La création d'un guichet unique va donc régler un problème structurel. Mais les difficultés que Québec a connues avec ses interventions auprès des entreprises sont loin d'être réglées pour autant.
Car ce n'est pas en mariant deux canards boiteux que l'on créera une super agence de promotion économique. En ce sens, Jean Houde, un ancien PDG d'Investissement Québec que le gouvernement rapatrie du secteur privé pour diriger la transition, a tout un défi devant lui.
Non seulement devra-t-il arbitrer les incontournables querelles de clocher qui s'annoncent entre les deux sociétés, mais il devra suggérer au gouvernement de meilleures façons d'intervenir.
Autant la SGF qu'Investissement Québec ont connu des dérapages ces dernières années.
La SGF a perdu plus de 500 millions de dollars au cours des deux dernières années financières, marquées par un retour des grands investissements.
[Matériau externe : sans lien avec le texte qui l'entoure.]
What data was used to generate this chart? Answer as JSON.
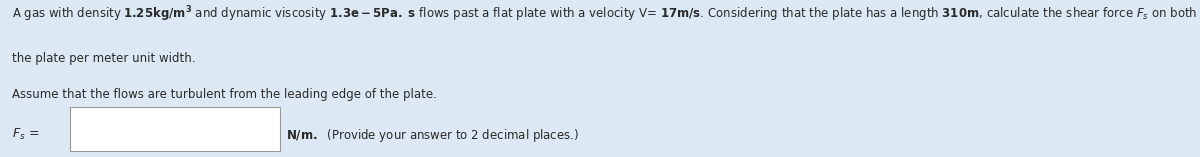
{
  "bg_color": "#dce9f5",
  "text_color": "#2a2a2a",
  "font_size_main": 8.5,
  "font_size_label": 9.0,
  "line1_normal_start": "A gas with density ",
  "line1_bold1": "1.25kg/m",
  "line1_super": "3",
  "line1_mid": " and dynamic viscosity ",
  "line1_bold2": "1.3e – 5Pa. s",
  "line1_end": " flows past a flat plate with a velocity V= ",
  "line1_bold3": "17m/s",
  "line1_cont": ". Considering that the plate has a length ",
  "line1_bold4": "310m",
  "line1_tail": ", calculate the shear force ",
  "line1_Fs": "F",
  "line1_s": "s",
  "line1_final": " on both sides of",
  "line2": "the plate per meter unit width.",
  "line3": "Assume that the flows are turbulent from the leading edge of the plate.",
  "label_italic": "F",
  "label_sub": "s",
  "label_eq": " =",
  "unit_text": "N/m.",
  "hint_text": "  (Provide your answer to 2 decimal places.)"
}
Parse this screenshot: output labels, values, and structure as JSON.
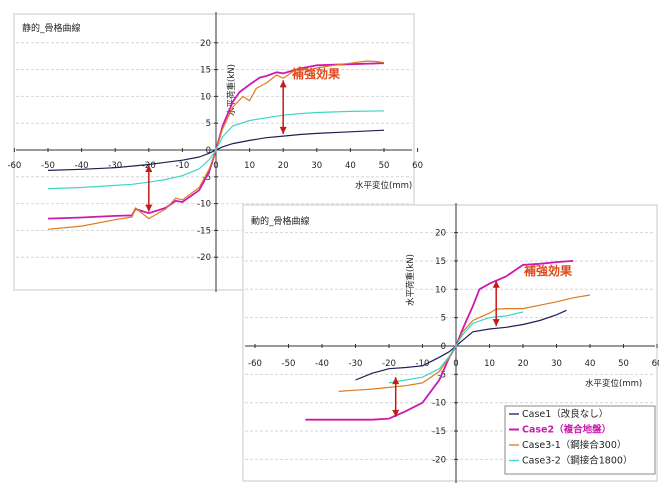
{
  "chart_data": [
    {
      "type": "line",
      "title": "静的_骨格曲線",
      "xlabel": "水平変位(mm)",
      "ylabel": "水平荷重(kN)",
      "xlim": [
        -60,
        60
      ],
      "ylim": [
        -20,
        20
      ],
      "xticks": [
        "-60",
        "-50",
        "-40",
        "-30",
        "-20",
        "-10",
        "0",
        "10",
        "20",
        "30",
        "40",
        "50",
        "60"
      ],
      "yticks": [
        "-20",
        "-15",
        "-10",
        "-5",
        "0",
        "5",
        "10",
        "15",
        "20"
      ],
      "grid": true,
      "annotation": "補強効果",
      "colors": {
        "case1": "#1f1f55",
        "case2": "#cc1ab0",
        "case3_1": "#e07a20",
        "case3_2": "#3fd6c6",
        "arrow": "#c41a1a"
      },
      "series": [
        {
          "key": "case1",
          "values": [
            [
              -50,
              -3.8
            ],
            [
              -40,
              -3.6
            ],
            [
              -30,
              -3.3
            ],
            [
              -25,
              -3.0
            ],
            [
              -20,
              -2.7
            ],
            [
              -15,
              -2.3
            ],
            [
              -10,
              -1.9
            ],
            [
              -5,
              -1.3
            ],
            [
              -2,
              -0.6
            ],
            [
              0,
              0
            ],
            [
              2,
              0.6
            ],
            [
              5,
              1.2
            ],
            [
              10,
              1.8
            ],
            [
              15,
              2.3
            ],
            [
              20,
              2.6
            ],
            [
              25,
              2.9
            ],
            [
              30,
              3.1
            ],
            [
              40,
              3.4
            ],
            [
              50,
              3.7
            ]
          ]
        },
        {
          "key": "case2",
          "values": [
            [
              -50,
              -12.8
            ],
            [
              -40,
              -12.6
            ],
            [
              -30,
              -12.3
            ],
            [
              -25,
              -12.2
            ],
            [
              -24,
              -11.0
            ],
            [
              -20,
              -11.8
            ],
            [
              -15,
              -10.8
            ],
            [
              -12,
              -9.5
            ],
            [
              -10,
              -9.7
            ],
            [
              -5,
              -7.5
            ],
            [
              -2,
              -4.0
            ],
            [
              0,
              0
            ],
            [
              2,
              4.5
            ],
            [
              5,
              9.0
            ],
            [
              7,
              10.8
            ],
            [
              10,
              12.2
            ],
            [
              13,
              13.5
            ],
            [
              15,
              13.8
            ],
            [
              18,
              14.5
            ],
            [
              20,
              14.3
            ],
            [
              25,
              15.2
            ],
            [
              30,
              15.8
            ],
            [
              40,
              16.0
            ],
            [
              50,
              16.2
            ]
          ]
        },
        {
          "key": "case3_1",
          "values": [
            [
              -50,
              -14.8
            ],
            [
              -40,
              -14.2
            ],
            [
              -30,
              -13.0
            ],
            [
              -25,
              -12.5
            ],
            [
              -24,
              -10.8
            ],
            [
              -20,
              -12.8
            ],
            [
              -15,
              -11.0
            ],
            [
              -12,
              -9.0
            ],
            [
              -10,
              -9.3
            ],
            [
              -5,
              -7.0
            ],
            [
              -2,
              -3.5
            ],
            [
              0,
              0
            ],
            [
              2,
              4.0
            ],
            [
              5,
              8.0
            ],
            [
              8,
              10.0
            ],
            [
              10,
              9.2
            ],
            [
              12,
              11.5
            ],
            [
              15,
              12.5
            ],
            [
              18,
              14.0
            ],
            [
              20,
              13.4
            ],
            [
              25,
              15.5
            ],
            [
              27,
              14.8
            ],
            [
              30,
              15.3
            ],
            [
              35,
              15.8
            ],
            [
              40,
              16.2
            ],
            [
              45,
              16.6
            ],
            [
              48,
              16.5
            ],
            [
              50,
              16.3
            ]
          ]
        },
        {
          "key": "case3_2",
          "values": [
            [
              -50,
              -7.2
            ],
            [
              -40,
              -7.0
            ],
            [
              -30,
              -6.6
            ],
            [
              -25,
              -6.4
            ],
            [
              -20,
              -6.0
            ],
            [
              -15,
              -5.5
            ],
            [
              -10,
              -4.8
            ],
            [
              -5,
              -3.5
            ],
            [
              -2,
              -1.8
            ],
            [
              0,
              0
            ],
            [
              2,
              2.5
            ],
            [
              5,
              4.5
            ],
            [
              10,
              5.5
            ],
            [
              15,
              6.0
            ],
            [
              20,
              6.5
            ],
            [
              25,
              6.8
            ],
            [
              30,
              7.0
            ],
            [
              40,
              7.2
            ],
            [
              50,
              7.3
            ]
          ]
        }
      ],
      "arrows": [
        [
          20,
          13.0,
          20,
          3.0
        ],
        [
          -20,
          -2.8,
          -20,
          -11.5
        ]
      ]
    },
    {
      "type": "line",
      "title": "動的_骨格曲線",
      "xlabel": "水平変位(mm)",
      "ylabel": "水平荷重(kN)",
      "xlim": [
        -60,
        60
      ],
      "ylim": [
        -20,
        20
      ],
      "xticks": [
        "-60",
        "-50",
        "-40",
        "-30",
        "-20",
        "-10",
        "0",
        "10",
        "20",
        "30",
        "40",
        "50",
        "60"
      ],
      "yticks": [
        "-20",
        "-15",
        "-10",
        "-5",
        "0",
        "5",
        "10",
        "15",
        "20"
      ],
      "grid": true,
      "annotation": "補強効果",
      "legend_position": "bottom-right",
      "legend": [
        "Case1（改良なし）",
        "Case2（複合地盤）",
        "Case3-1（鋼接合300）",
        "Case3-2（鋼接合1800）"
      ],
      "colors": {
        "case1": "#1f1f55",
        "case2": "#cc1ab0",
        "case3_1": "#e07a20",
        "case3_2": "#3fd6c6",
        "arrow": "#c41a1a"
      },
      "series": [
        {
          "key": "case1",
          "values": [
            [
              -30,
              -6.0
            ],
            [
              -25,
              -4.8
            ],
            [
              -20,
              -4.0
            ],
            [
              -15,
              -3.8
            ],
            [
              -10,
              -3.5
            ],
            [
              -5,
              -2.0
            ],
            [
              -2,
              -1.0
            ],
            [
              0,
              0
            ],
            [
              2,
              1.0
            ],
            [
              5,
              2.5
            ],
            [
              10,
              3.0
            ],
            [
              15,
              3.3
            ],
            [
              20,
              3.8
            ],
            [
              25,
              4.5
            ],
            [
              30,
              5.5
            ],
            [
              33,
              6.3
            ]
          ]
        },
        {
          "key": "case2",
          "values": [
            [
              -45,
              -13.0
            ],
            [
              -35,
              -13.0
            ],
            [
              -25,
              -13.0
            ],
            [
              -20,
              -12.8
            ],
            [
              -15,
              -11.5
            ],
            [
              -10,
              -10.0
            ],
            [
              -5,
              -6.0
            ],
            [
              -2,
              -2.0
            ],
            [
              0,
              0
            ],
            [
              2,
              3.0
            ],
            [
              5,
              7.0
            ],
            [
              7,
              10.0
            ],
            [
              10,
              11.0
            ],
            [
              15,
              12.3
            ],
            [
              20,
              14.3
            ],
            [
              25,
              14.5
            ],
            [
              30,
              14.8
            ],
            [
              35,
              15.0
            ]
          ]
        },
        {
          "key": "case3_1",
          "values": [
            [
              -35,
              -8.0
            ],
            [
              -30,
              -7.8
            ],
            [
              -25,
              -7.6
            ],
            [
              -20,
              -7.3
            ],
            [
              -15,
              -7.0
            ],
            [
              -10,
              -6.5
            ],
            [
              -5,
              -4.5
            ],
            [
              -2,
              -2.0
            ],
            [
              0,
              0
            ],
            [
              2,
              2.5
            ],
            [
              5,
              4.5
            ],
            [
              10,
              5.8
            ],
            [
              12,
              6.5
            ],
            [
              15,
              6.6
            ],
            [
              20,
              6.6
            ],
            [
              25,
              7.2
            ],
            [
              30,
              7.8
            ],
            [
              35,
              8.5
            ],
            [
              40,
              9.0
            ]
          ]
        },
        {
          "key": "case3_2",
          "values": [
            [
              -20,
              -6.5
            ],
            [
              -15,
              -6.0
            ],
            [
              -10,
              -5.5
            ],
            [
              -5,
              -4.0
            ],
            [
              -2,
              -1.8
            ],
            [
              0,
              0
            ],
            [
              2,
              2.0
            ],
            [
              5,
              4.0
            ],
            [
              10,
              5.0
            ],
            [
              15,
              5.3
            ],
            [
              20,
              6.0
            ]
          ]
        }
      ],
      "arrows": [
        [
          12,
          11.5,
          12,
          3.5
        ],
        [
          -18,
          -5.5,
          -18,
          -12.5
        ]
      ]
    }
  ]
}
Depuis cinq ans, le rendement annuel moyen de la société s'établit ainsi à -3,7%.
Contrairement à ce qu'expliquait le ministre Gignac hier, ces résultats ne s'expliquent pas uniquement par la récession ou par des investissements autorisés à une autre époque. Sous la direction de Pierre Shedleur, la SGF a par exemple fait un pari très hasardeux sur l'industrie du cinéma. Or, l'aventure s'est transformée en film d'horreur.
De son côté, Investissement Québec a manqué à ses devoirs en supervisant de façon nonchalante le Fonds d'intervention économique régional, mieux connu sous son acronyme FIER. Avant que le gouvernement ne finisse par corriger le tir, un investissement sur quatre avait été consenti sans qu'un observateur du gouvernement, le principal bailleur de fonds, n'ait été présent à la réunion où la décision s'est prise. Faut-il s'étonner ensuite qu'il y ait plusieurs cas documentés de conflits d'intérêt?
La fusion de la SGF et d'Investissement Québec représente un bon début. Mais tant qu'à brasser la cage, Clément Gignac devra poursuivre la remise en question qu'il a entreprise jusqu'au bout.